The cayuco set sail from San Luis de Senegal on August 23, 2020. It arrived, almost by chance and by a miracle, on the westernmost coast of the archipelago, the coast of Tazacorte, on September 6. Since June 30, 2014, an expedition with emigrants did not appear on La Palma, of about 83,000 inhabitants. Of the 24 crew members, only 12 were able to stay on this island, which only has a Red Cross reception center with this capacity. “They stayed in La Palma in dust, thinking that they would not be able to leave here,” acknowledges councilor González Palmero. “At the beginning, those who went to the center of Las Raíces de Tenerife, a large island with more possibilities of making the leap to the Peninsula, left happier. And look, in the end it was the other way around ”, he says, referring to the experience he had.
“The hardest moment was when we got lost on the way. The happiest, the arrival on land ”, summarizes through a videoconference Khoudoss Diagne, a 26-year-old bricklayer from the Senegalese town of Touba. This student from the workshop tells that, along with other candidates, he traveled to San Luis, where with the help of local fishermen they organized an expedition that they carried out without the intermediation of mafias to which they had to pay any ticket.
“They began to suffer states of madness and fights. Several wanted to jump into the sea … and suddenly they saw it as an island, but they saw it very small “
In the most delicate moments they appeased the clashes that arose on board with the prayers to Allah, explains Aliou Kouyate, 31, from the capital Dakar. He worked as a bricklayer and cabinetmaker, manual jobs that find it increasingly difficult to accommodate in the productive system, he points out, so he could not earn a living. All the interpreters of Touki Bi They are now asylum seekers, although being economic migrants it will be difficult for them to obtain refugee status.
Fran Pedrianes has been completely touched by living with these Senegalese students. “On the seventh or eighth day, following the stars and currents, they caught bad weather and got lost. On the tenth day they ran out of food and water. The thing began to take on drama. They started drinking sea water, ”he says. The collected stories served the teacher to spin the argument. “They began to suffer states of madness and fights. Several wanted to jump into the sea … and suddenly they saw it as an island, but they saw it very small and decided to continue. After a few hours, they saw that something was wrong and decided to turn back, because there was a little gasoline left. That islet was La Palma. If they had continued, they would have died for sure ”.

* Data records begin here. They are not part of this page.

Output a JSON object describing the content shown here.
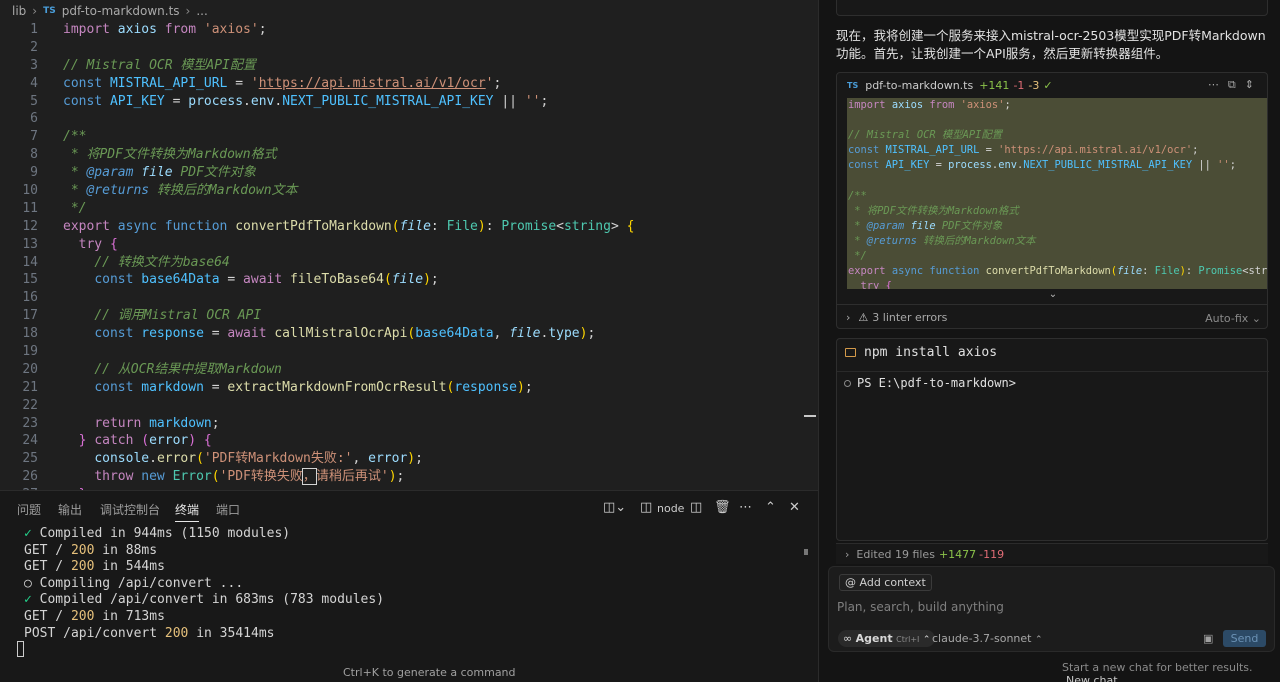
{
  "breadcrumb": {
    "folder": "lib",
    "file_badge": "TS",
    "file": "pdf-to-markdown.ts",
    "trail": "..."
  },
  "editor": {
    "lines": [
      {
        "n": "1",
        "tokens": [
          [
            "kwc",
            "import"
          ],
          [
            "pl",
            " "
          ],
          [
            "id",
            "axios"
          ],
          [
            "pl",
            " "
          ],
          [
            "kwc",
            "from"
          ],
          [
            "pl",
            " "
          ],
          [
            "str",
            "'axios'"
          ],
          [
            "pl",
            ";"
          ]
        ]
      },
      {
        "n": "2",
        "tokens": []
      },
      {
        "n": "3",
        "tokens": [
          [
            "cm",
            "// Mistral OCR 模型API配置"
          ]
        ]
      },
      {
        "n": "4",
        "tokens": [
          [
            "kw",
            "const"
          ],
          [
            "pl",
            " "
          ],
          [
            "cst",
            "MISTRAL_API_URL"
          ],
          [
            "pl",
            " = "
          ],
          [
            "str",
            "'"
          ],
          [
            "str ul",
            "https://api.mistral.ai/v1/ocr"
          ],
          [
            "str",
            "'"
          ],
          [
            "pl",
            ";"
          ]
        ]
      },
      {
        "n": "5",
        "tokens": [
          [
            "kw",
            "const"
          ],
          [
            "pl",
            " "
          ],
          [
            "cst",
            "API_KEY"
          ],
          [
            "pl",
            " = "
          ],
          [
            "id",
            "process"
          ],
          [
            "pl",
            "."
          ],
          [
            "id",
            "env"
          ],
          [
            "pl",
            "."
          ],
          [
            "cst",
            "NEXT_PUBLIC_MISTRAL_API_KEY"
          ],
          [
            "pl",
            " || "
          ],
          [
            "str",
            "''"
          ],
          [
            "pl",
            ";"
          ]
        ]
      },
      {
        "n": "6",
        "tokens": []
      },
      {
        "n": "7",
        "tokens": [
          [
            "cm",
            "/**"
          ]
        ]
      },
      {
        "n": "8",
        "tokens": [
          [
            "cm",
            " * 将PDF文件转换为Markdown格式"
          ]
        ]
      },
      {
        "n": "9",
        "tokens": [
          [
            "cm",
            " * "
          ],
          [
            "tag",
            "@param"
          ],
          [
            "cm",
            " "
          ],
          [
            "par",
            "file"
          ],
          [
            "cm",
            " PDF文件对象"
          ]
        ]
      },
      {
        "n": "10",
        "tokens": [
          [
            "cm",
            " * "
          ],
          [
            "tag",
            "@returns"
          ],
          [
            "cm",
            " 转换后的Markdown文本"
          ]
        ]
      },
      {
        "n": "11",
        "tokens": [
          [
            "cm",
            " */"
          ]
        ]
      },
      {
        "n": "12",
        "tokens": [
          [
            "kwc",
            "export"
          ],
          [
            "pl",
            " "
          ],
          [
            "kw",
            "async"
          ],
          [
            "pl",
            " "
          ],
          [
            "kw",
            "function"
          ],
          [
            "pl",
            " "
          ],
          [
            "fn",
            "convertPdfToMarkdown"
          ],
          [
            "br",
            "("
          ],
          [
            "par",
            "file"
          ],
          [
            "pl",
            ": "
          ],
          [
            "ty",
            "File"
          ],
          [
            "br",
            ")"
          ],
          [
            "pl",
            ": "
          ],
          [
            "ty",
            "Promise"
          ],
          [
            "pl",
            "<"
          ],
          [
            "ty",
            "string"
          ],
          [
            "pl",
            "> "
          ],
          [
            "br",
            "{"
          ]
        ]
      },
      {
        "n": "13",
        "tokens": [
          [
            "pl",
            "  "
          ],
          [
            "kwc",
            "try"
          ],
          [
            "pl",
            " "
          ],
          [
            "brp",
            "{"
          ]
        ]
      },
      {
        "n": "14",
        "tokens": [
          [
            "pl",
            "    "
          ],
          [
            "cm",
            "// 转换文件为base64"
          ]
        ]
      },
      {
        "n": "15",
        "tokens": [
          [
            "pl",
            "    "
          ],
          [
            "kw",
            "const"
          ],
          [
            "pl",
            " "
          ],
          [
            "cst",
            "base64Data"
          ],
          [
            "pl",
            " = "
          ],
          [
            "kwc",
            "await"
          ],
          [
            "pl",
            " "
          ],
          [
            "fn",
            "fileToBase64"
          ],
          [
            "br",
            "("
          ],
          [
            "par",
            "file"
          ],
          [
            "br",
            ")"
          ],
          [
            "pl",
            ";"
          ]
        ]
      },
      {
        "n": "16",
        "tokens": []
      },
      {
        "n": "17",
        "tokens": [
          [
            "pl",
            "    "
          ],
          [
            "cm",
            "// 调用Mistral OCR API"
          ]
        ]
      },
      {
        "n": "18",
        "tokens": [
          [
            "pl",
            "    "
          ],
          [
            "kw",
            "const"
          ],
          [
            "pl",
            " "
          ],
          [
            "cst",
            "response"
          ],
          [
            "pl",
            " = "
          ],
          [
            "kwc",
            "await"
          ],
          [
            "pl",
            " "
          ],
          [
            "fn",
            "callMistralOcrApi"
          ],
          [
            "br",
            "("
          ],
          [
            "cst",
            "base64Data"
          ],
          [
            "pl",
            ", "
          ],
          [
            "par",
            "file"
          ],
          [
            "pl",
            "."
          ],
          [
            "id",
            "type"
          ],
          [
            "br",
            ")"
          ],
          [
            "pl",
            ";"
          ]
        ]
      },
      {
        "n": "19",
        "tokens": []
      },
      {
        "n": "20",
        "tokens": [
          [
            "pl",
            "    "
          ],
          [
            "cm",
            "// 从OCR结果中提取Markdown"
          ]
        ]
      },
      {
        "n": "21",
        "tokens": [
          [
            "pl",
            "    "
          ],
          [
            "kw",
            "const"
          ],
          [
            "pl",
            " "
          ],
          [
            "cst",
            "markdown"
          ],
          [
            "pl",
            " = "
          ],
          [
            "fn",
            "extractMarkdownFromOcrResult"
          ],
          [
            "br",
            "("
          ],
          [
            "cst",
            "response"
          ],
          [
            "br",
            ")"
          ],
          [
            "pl",
            ";"
          ]
        ]
      },
      {
        "n": "22",
        "tokens": []
      },
      {
        "n": "23",
        "tokens": [
          [
            "pl",
            "    "
          ],
          [
            "kwc",
            "return"
          ],
          [
            "pl",
            " "
          ],
          [
            "cst",
            "markdown"
          ],
          [
            "pl",
            ";"
          ]
        ]
      },
      {
        "n": "24",
        "tokens": [
          [
            "pl",
            "  "
          ],
          [
            "brp",
            "}"
          ],
          [
            "pl",
            " "
          ],
          [
            "kwc",
            "catch"
          ],
          [
            "pl",
            " "
          ],
          [
            "brp",
            "("
          ],
          [
            "id",
            "error"
          ],
          [
            "brp",
            ")"
          ],
          [
            "pl",
            " "
          ],
          [
            "brp",
            "{"
          ]
        ]
      },
      {
        "n": "25",
        "tokens": [
          [
            "pl",
            "    "
          ],
          [
            "id",
            "console"
          ],
          [
            "pl",
            "."
          ],
          [
            "fn",
            "error"
          ],
          [
            "br",
            "("
          ],
          [
            "str",
            "'PDF转Markdown失败:'"
          ],
          [
            "pl",
            ", "
          ],
          [
            "id",
            "error"
          ],
          [
            "br",
            ")"
          ],
          [
            "pl",
            ";"
          ]
        ]
      },
      {
        "n": "26",
        "tokens": [
          [
            "pl",
            "    "
          ],
          [
            "kwc",
            "throw"
          ],
          [
            "pl",
            " "
          ],
          [
            "kw",
            "new"
          ],
          [
            "pl",
            " "
          ],
          [
            "ty",
            "Error"
          ],
          [
            "br",
            "("
          ],
          [
            "str",
            "'PDF转换失败"
          ],
          [
            "str cursor-box",
            "，"
          ],
          [
            "str",
            "请稍后再试'"
          ],
          [
            "br",
            ")"
          ],
          [
            "pl",
            ";"
          ]
        ]
      },
      {
        "n": "27",
        "tokens": [
          [
            "pl",
            "  "
          ],
          [
            "brp",
            "}"
          ]
        ]
      }
    ]
  },
  "panel": {
    "tabs": [
      "问题",
      "输出",
      "调试控制台",
      "终端",
      "端口"
    ],
    "active_tab": "终端",
    "terminal_profile": "node",
    "terminal_lines": [
      [
        [
          "ok",
          "✓"
        ],
        [
          "pl",
          " Compiled in 944ms (1150 modules)"
        ]
      ],
      [
        [
          "pl",
          "GET / "
        ],
        [
          "num",
          "200"
        ],
        [
          "pl",
          " in 88ms"
        ]
      ],
      [
        [
          "pl",
          "GET / "
        ],
        [
          "num",
          "200"
        ],
        [
          "pl",
          " in 544ms"
        ]
      ],
      [
        [
          "pl",
          "○ Compiling /api/convert ..."
        ]
      ],
      [
        [
          "ok",
          "✓"
        ],
        [
          "pl",
          " Compiled /api/convert in 683ms (783 modules)"
        ]
      ],
      [
        [
          "pl",
          "GET / "
        ],
        [
          "num",
          "200"
        ],
        [
          "pl",
          " in 713ms"
        ]
      ],
      [
        [
          "pl",
          "POST /api/convert "
        ],
        [
          "num",
          "200"
        ],
        [
          "pl",
          " in 35414ms"
        ]
      ]
    ],
    "cmd_hint": "Ctrl+K to generate a command"
  },
  "chat": {
    "message": "现在，我将创建一个服务来接入mistral-ocr-2503模型实现PDF转Markdown功能。首先，让我创建一个API服务，然后更新转换器组件。",
    "code_card": {
      "badge": "TS",
      "file": "pdf-to-markdown.ts",
      "added": "+141",
      "removed": "-1",
      "changed": "-3",
      "check": "✓",
      "lint": "3 linter errors",
      "autofix": "Auto-fix",
      "lines": [
        [
          [
            "kwc",
            "import"
          ],
          [
            "pl",
            " "
          ],
          [
            "id",
            "axios"
          ],
          [
            "pl",
            " "
          ],
          [
            "kwc",
            "from"
          ],
          [
            "pl",
            " "
          ],
          [
            "str",
            "'axios'"
          ],
          [
            "pl",
            ";"
          ]
        ],
        [],
        [
          [
            "cm",
            "// Mistral OCR 模型API配置"
          ]
        ],
        [
          [
            "kw",
            "const"
          ],
          [
            "pl",
            " "
          ],
          [
            "cst",
            "MISTRAL_API_URL"
          ],
          [
            "pl",
            " = "
          ],
          [
            "str",
            "'https://api.mistral.ai/v1/ocr'"
          ],
          [
            "pl",
            ";"
          ]
        ],
        [
          [
            "kw",
            "const"
          ],
          [
            "pl",
            " "
          ],
          [
            "cst",
            "API_KEY"
          ],
          [
            "pl",
            " = "
          ],
          [
            "id",
            "process"
          ],
          [
            "pl",
            "."
          ],
          [
            "id",
            "env"
          ],
          [
            "pl",
            "."
          ],
          [
            "cst",
            "NEXT_PUBLIC_MISTRAL_API_KEY"
          ],
          [
            "pl",
            " || "
          ],
          [
            "str",
            "''"
          ],
          [
            "pl",
            ";"
          ]
        ],
        [],
        [
          [
            "cm",
            "/**"
          ]
        ],
        [
          [
            "cm",
            " * 将PDF文件转换为Markdown格式"
          ]
        ],
        [
          [
            "cm",
            " * "
          ],
          [
            "tag",
            "@param"
          ],
          [
            "cm",
            " "
          ],
          [
            "par",
            "file"
          ],
          [
            "cm",
            " PDF文件对象"
          ]
        ],
        [
          [
            "cm",
            " * "
          ],
          [
            "tag",
            "@returns"
          ],
          [
            "cm",
            " 转换后的Markdown文本"
          ]
        ],
        [
          [
            "cm",
            " */"
          ]
        ],
        [
          [
            "kwc",
            "export"
          ],
          [
            "pl",
            " "
          ],
          [
            "kw",
            "async"
          ],
          [
            "pl",
            " "
          ],
          [
            "kw",
            "function"
          ],
          [
            "pl",
            " "
          ],
          [
            "fn",
            "convertPdfToMarkdown"
          ],
          [
            "br",
            "("
          ],
          [
            "par",
            "file"
          ],
          [
            "pl",
            ": "
          ],
          [
            "ty",
            "File"
          ],
          [
            "br",
            ")"
          ],
          [
            "pl",
            ": "
          ],
          [
            "ty",
            "Promise"
          ],
          [
            "pl",
            "<stri"
          ]
        ],
        [
          [
            "pl",
            "  "
          ],
          [
            "kwc",
            "try"
          ],
          [
            "pl",
            " "
          ],
          [
            "brp",
            "{"
          ]
        ]
      ]
    },
    "terminal_card": {
      "command": "npm install axios",
      "prompt_line": "PS E:\\pdf-to-markdown>"
    },
    "edited_bar": {
      "text": "Edited 19 files",
      "added": "+1477",
      "removed": "-119"
    },
    "input": {
      "add_context": "Add context",
      "placeholder": "Plan, search, build anything",
      "agent_label": "Agent",
      "agent_shortcut": "Ctrl+I",
      "model": "claude-3.7-sonnet",
      "send": "Send"
    },
    "footer": {
      "hint": "Start a new chat for better results.",
      "new_chat": "New chat"
    }
  }
}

“After the storm comes the calm”, thanks hopefully Aliou Kouyate. He is already thinking, after eight months on La Palma, about his new life on the Peninsula with his colleagues. This Friday they landed in Madrid. In this way, they have won one more battle to fate, but the work Touki Bi it will surely have lost the one of its next representation. Pedrianes finds it difficult for these seven Senegalese to return to the stage to tell their adventure, but he is convinced that both parties have sown and collected thanks to the theater. The Councilor for Culture, Charo González, takes stock with some regret: “Here we are left with the feeling that people have passed by and that we have treated them as such.”